The Expert Podcast

Introduction to Cyber Liability Insurance:
  • The market for cyber liability insurance is growing rapidly, projected to experience a 25% annual growth rate, reaching $22.5 billion in the next few years.
  • In 2021, cyber insurance premiums hit $9 billion, a significant milestone for a relatively new insurance line.
  • Why the Growth?
    • Businesses of all sizes recognize the importance of mitigating cyber risks.
    • Cyber insurance is becoming a necessity for companies to protect themselves against cyber events, including data breaches and ransomware attacks.
  • Challenges for insurers:
    • Increased frequency and severity of cyberattacks have led some insurers to hesitate or reduce their appetite for underwriting large risks.
    • Growing systemic vulnerabilities, due to the exponential increase in connected devices, make it easier for hackers to exploit company networks.
    • Examples of vulnerabilities include:
      • Computers, modems, routers, and wireless devices.
      • IoT devices like phones and even smart smoke detectors.
  • Impact on Policyholders:
    • Insurers are introducing contract conditions to encourage companies to adopt preventive measures and share responsibility for losses.
    • Key measures include:
      • Multi-factor authentication (MFA).
      • Regular updates and patches for software and hardware.
  • Benefits of Robust Underwriting:
    • Helps insured companies prevent cyber incidents.
    • Ensures policies remain available and affordable by reducing excessive losses for insurers.
  • Takeaway for Businesses:
    • Developing a strong mitigation plan is critical, whether initiated by the company or required by the insurer.
    • Prevention not only protects against cyber threats but also ensures continued access to reasonably priced cyber insurance policies.
Tune in to learn more about how businesses can navigate this evolving landscape and protect themselves effectively! 

What is The Expert Podcast?

The Expert Podcast brings you firsthand narratives from experts across diverse industries, including private investigators, general contractors and builders, insurance agencies, vehicle specialists, lawyers, and many others.

The market for cyber liability insurance is facing a crossroads. The growth and the increase in that industry are projected to be huge over the next few years. But at the same time, unless there are changes to how these products and policies are underwritten, there may be a problem in getting it out to the masses. What do we mean by that? Well, the last calendar year, 2021, showed that cyber insurance premiums reported came in at nine billion dollars. That's a very significant number for a single line of commercial insurance. Many other types of insurance that have existed for many years took quite a bit longer to get to that level of coverage.

What about the future growth? Well, they're projecting it's going to keep increasing 25% per year to 22 and a half billion, more than double in the next couple of years. Think about it: there's really no other commercial line of insurance market that grows at that rate—25% per year. That's huge, and that's because buyers, markets, and consumer customers recognize the importance of having this type of risk mitigated in their company. If you're a small business, medium business, or large business, you're starting to recognize you can't go without this cyber insurance policy. You're going to be in big trouble if you have some type of event that messes up your company because of a cyber loss.
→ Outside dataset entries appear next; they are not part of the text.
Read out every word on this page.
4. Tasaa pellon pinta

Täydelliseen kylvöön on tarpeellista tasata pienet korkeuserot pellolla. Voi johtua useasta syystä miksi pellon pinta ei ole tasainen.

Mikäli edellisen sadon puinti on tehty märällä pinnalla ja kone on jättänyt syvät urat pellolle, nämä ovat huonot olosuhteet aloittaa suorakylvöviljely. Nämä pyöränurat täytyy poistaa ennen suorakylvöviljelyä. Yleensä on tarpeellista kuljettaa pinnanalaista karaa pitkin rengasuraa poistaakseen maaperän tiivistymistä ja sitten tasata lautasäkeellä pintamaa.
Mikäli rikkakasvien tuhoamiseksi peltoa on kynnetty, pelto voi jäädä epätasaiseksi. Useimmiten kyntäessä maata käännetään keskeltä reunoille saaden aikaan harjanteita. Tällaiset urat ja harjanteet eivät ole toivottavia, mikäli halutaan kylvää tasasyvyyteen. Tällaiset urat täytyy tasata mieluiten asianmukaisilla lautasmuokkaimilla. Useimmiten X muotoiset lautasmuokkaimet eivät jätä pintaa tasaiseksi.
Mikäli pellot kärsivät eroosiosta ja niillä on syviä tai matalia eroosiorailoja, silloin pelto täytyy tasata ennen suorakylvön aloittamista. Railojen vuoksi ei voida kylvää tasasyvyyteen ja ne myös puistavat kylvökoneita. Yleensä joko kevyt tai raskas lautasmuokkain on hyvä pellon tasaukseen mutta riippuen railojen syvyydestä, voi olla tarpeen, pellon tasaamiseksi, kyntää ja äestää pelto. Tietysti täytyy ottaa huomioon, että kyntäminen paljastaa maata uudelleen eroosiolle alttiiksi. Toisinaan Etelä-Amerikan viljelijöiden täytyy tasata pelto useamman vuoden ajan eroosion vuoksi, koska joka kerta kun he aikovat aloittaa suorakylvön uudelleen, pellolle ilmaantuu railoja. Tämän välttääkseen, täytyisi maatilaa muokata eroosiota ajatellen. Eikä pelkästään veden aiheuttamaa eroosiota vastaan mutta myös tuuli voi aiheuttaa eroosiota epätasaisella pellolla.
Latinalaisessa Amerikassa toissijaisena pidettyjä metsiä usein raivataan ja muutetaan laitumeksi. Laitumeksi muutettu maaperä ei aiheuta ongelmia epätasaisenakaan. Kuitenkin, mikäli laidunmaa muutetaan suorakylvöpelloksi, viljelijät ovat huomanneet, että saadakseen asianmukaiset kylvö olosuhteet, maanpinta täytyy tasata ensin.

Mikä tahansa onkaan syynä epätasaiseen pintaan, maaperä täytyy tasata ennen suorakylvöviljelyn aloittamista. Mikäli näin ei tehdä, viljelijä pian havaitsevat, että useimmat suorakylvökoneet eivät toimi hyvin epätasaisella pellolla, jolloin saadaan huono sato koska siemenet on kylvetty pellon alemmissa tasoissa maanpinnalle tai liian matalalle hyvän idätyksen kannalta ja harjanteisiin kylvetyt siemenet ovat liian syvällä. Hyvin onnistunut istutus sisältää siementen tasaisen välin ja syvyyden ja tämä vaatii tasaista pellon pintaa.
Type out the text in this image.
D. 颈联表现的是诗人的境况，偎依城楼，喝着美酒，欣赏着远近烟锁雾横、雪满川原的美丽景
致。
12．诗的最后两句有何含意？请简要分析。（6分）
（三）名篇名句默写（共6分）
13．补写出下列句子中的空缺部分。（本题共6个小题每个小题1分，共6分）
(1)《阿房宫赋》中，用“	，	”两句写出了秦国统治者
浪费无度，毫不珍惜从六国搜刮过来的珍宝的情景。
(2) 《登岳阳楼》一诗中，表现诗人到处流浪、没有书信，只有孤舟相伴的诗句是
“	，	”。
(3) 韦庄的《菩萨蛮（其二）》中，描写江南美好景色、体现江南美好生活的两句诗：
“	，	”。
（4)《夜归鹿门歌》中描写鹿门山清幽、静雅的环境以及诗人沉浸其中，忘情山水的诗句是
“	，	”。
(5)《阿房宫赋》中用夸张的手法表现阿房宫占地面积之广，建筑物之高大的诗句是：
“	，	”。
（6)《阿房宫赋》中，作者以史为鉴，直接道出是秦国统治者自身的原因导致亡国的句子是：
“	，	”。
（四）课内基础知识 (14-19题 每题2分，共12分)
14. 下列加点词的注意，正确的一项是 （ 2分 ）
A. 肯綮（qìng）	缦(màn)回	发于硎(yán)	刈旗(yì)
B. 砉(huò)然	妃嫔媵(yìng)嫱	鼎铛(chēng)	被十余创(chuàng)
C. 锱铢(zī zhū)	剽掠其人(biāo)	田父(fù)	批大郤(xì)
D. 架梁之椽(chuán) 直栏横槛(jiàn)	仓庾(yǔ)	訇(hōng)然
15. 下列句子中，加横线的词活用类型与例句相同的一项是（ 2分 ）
So, that's the good news: people are recognizing this risk. The bad news is a growing number of insurers are hesitating to underwrite large risks, and some have decreased their appetite due to the frequency and severity of cyber attacks. Whether you're currently insured under a cyber policy or not, understand that the insurance companies are recognizing the increased frequency and severity of cyber attacks and systemic vulnerabilities. This is happening because there are more attacks, but also because the cyber attack vector is bigger now. Every company has, like we have behind them, multiple computers, modems, routers, and electronic devices. Sometimes they're wireless devices, sometimes they're 5G devices. Every year, every company increases exponentially the number of devices on their network. Even phones are on your network; sometimes your smoke detectors are on your network. All of those represent an attack vector to your company and network.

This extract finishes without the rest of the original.